Spray cooking sheets with Pam. I can't get more than two potatoes on a single 10x15 pan and cook the potatoes evenly; luckily my oven easily holds two pans. Spread potatoes onto greased baking sheets in an even layer. Spray with more Pam, and then sprinkle with paprika, garlic powder and onion powder. Toss to coat evenly - just use your hands. Redistribute potato slices evenly and sprinkle with salt.

Bake at 425 for about 20 minutes, shaking the pan every five minutes. If the potatoes have a lot of moisture and aren't crisping, I turn the broiler on to finish crisping them.

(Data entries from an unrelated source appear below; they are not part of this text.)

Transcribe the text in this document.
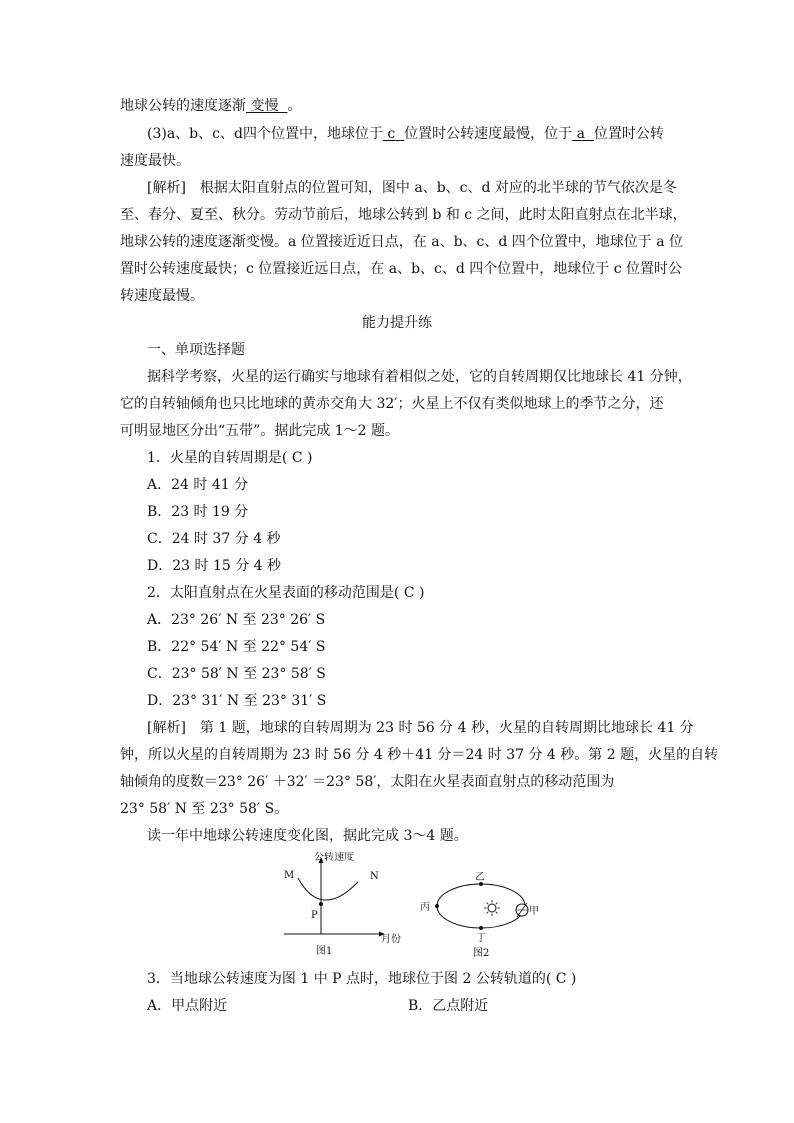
地球公转的速度逐渐 变慢 。
(3)a、b、c、d四个位置中，地球位于 c 位置时公转速度最慢，位于 a 位置时公转
速度最快。
[解析]　根据太阳直射点的位置可知，图中 a、b、c、d 对应的北半球的节气依次是冬
至、春分、夏至、秋分。劳动节前后，地球公转到 b 和 c 之间，此时太阳直射点在北半球，
地球公转的速度逐渐变慢。a 位置接近近日点，在 a、b、c、d 四个位置中，地球位于 a 位
置时公转速度最快；c 位置接近远日点，在 a、b、c、d 四个位置中，地球位于 c 位置时公
转速度最慢。
能力提升练
一、单项选择题
据科学考察，火星的运行确实与地球有着相似之处，它的自转周期仅比地球长 41 分钟，
它的自转轴倾角也只比地球的黄赤交角大 32′；火星上不仅有类似地球上的季节之分，还
可明显地区分出“五带”。据此完成 1～2 题。
1．火星的自转周期是( C )
A．24 时 41 分
B．23 时 19 分
C．24 时 37 分 4 秒
D．23 时 15 分 4 秒
2．太阳直射点在火星表面的移动范围是( C )
A．23° 26′ N 至 23° 26′ S
B．22° 54′ N 至 22° 54′ S
C．23° 58′ N 至 23° 58′ S
D．23° 31′ N 至 23° 31′ S
[解析]　第 1 题，地球的自转周期为 23 时 56 分 4 秒，火星的自转周期比地球长 41 分
钟，所以火星的自转周期为 23 时 56 分 4 秒＋41 分＝24 时 37 分 4 秒。第 2 题，火星的自转
轴倾角的度数＝23° 26′ ＋32′ ＝23° 58′，太阳在火星表面直射点的移动范围为
23° 58′ N 至 23° 58′ S。
读一年中地球公转速度变化图，据此完成 3～4 题。
公转速度
月份
M	N
P
图1
乙
丙	甲
丁
图2
3．当地球公转速度为图 1 中 P 点时，地球位于图 2 公转轨道的( C )
A．甲点附近	B．乙点附近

The above seasoning combination is the favorite in my house, but Cajun seasoning and any garlic salt blend work well too. Any dry seasoning will work - the key is to use baking potatoes, slice them thinly enough and uniformly and cook them at high heat. Enjoy!


Tracy said...

Ok, Chef. To make sure I get this: I cut the potato in half lengthwise and then slice the individual fries from that? So each fry is the full length of the potato? And, one more question: can you put foil down on the sheet, or will they stick too much even with the spray?

Annette Gallagher said...

Tracy, I am so sorry I didn't respond - my email notifications didn't send this to me. Yes, each fry is the length of the potato. I don't see why you couldn't use foil - if you're worried about sticking, just lay down a heavier layer of the cooking spray.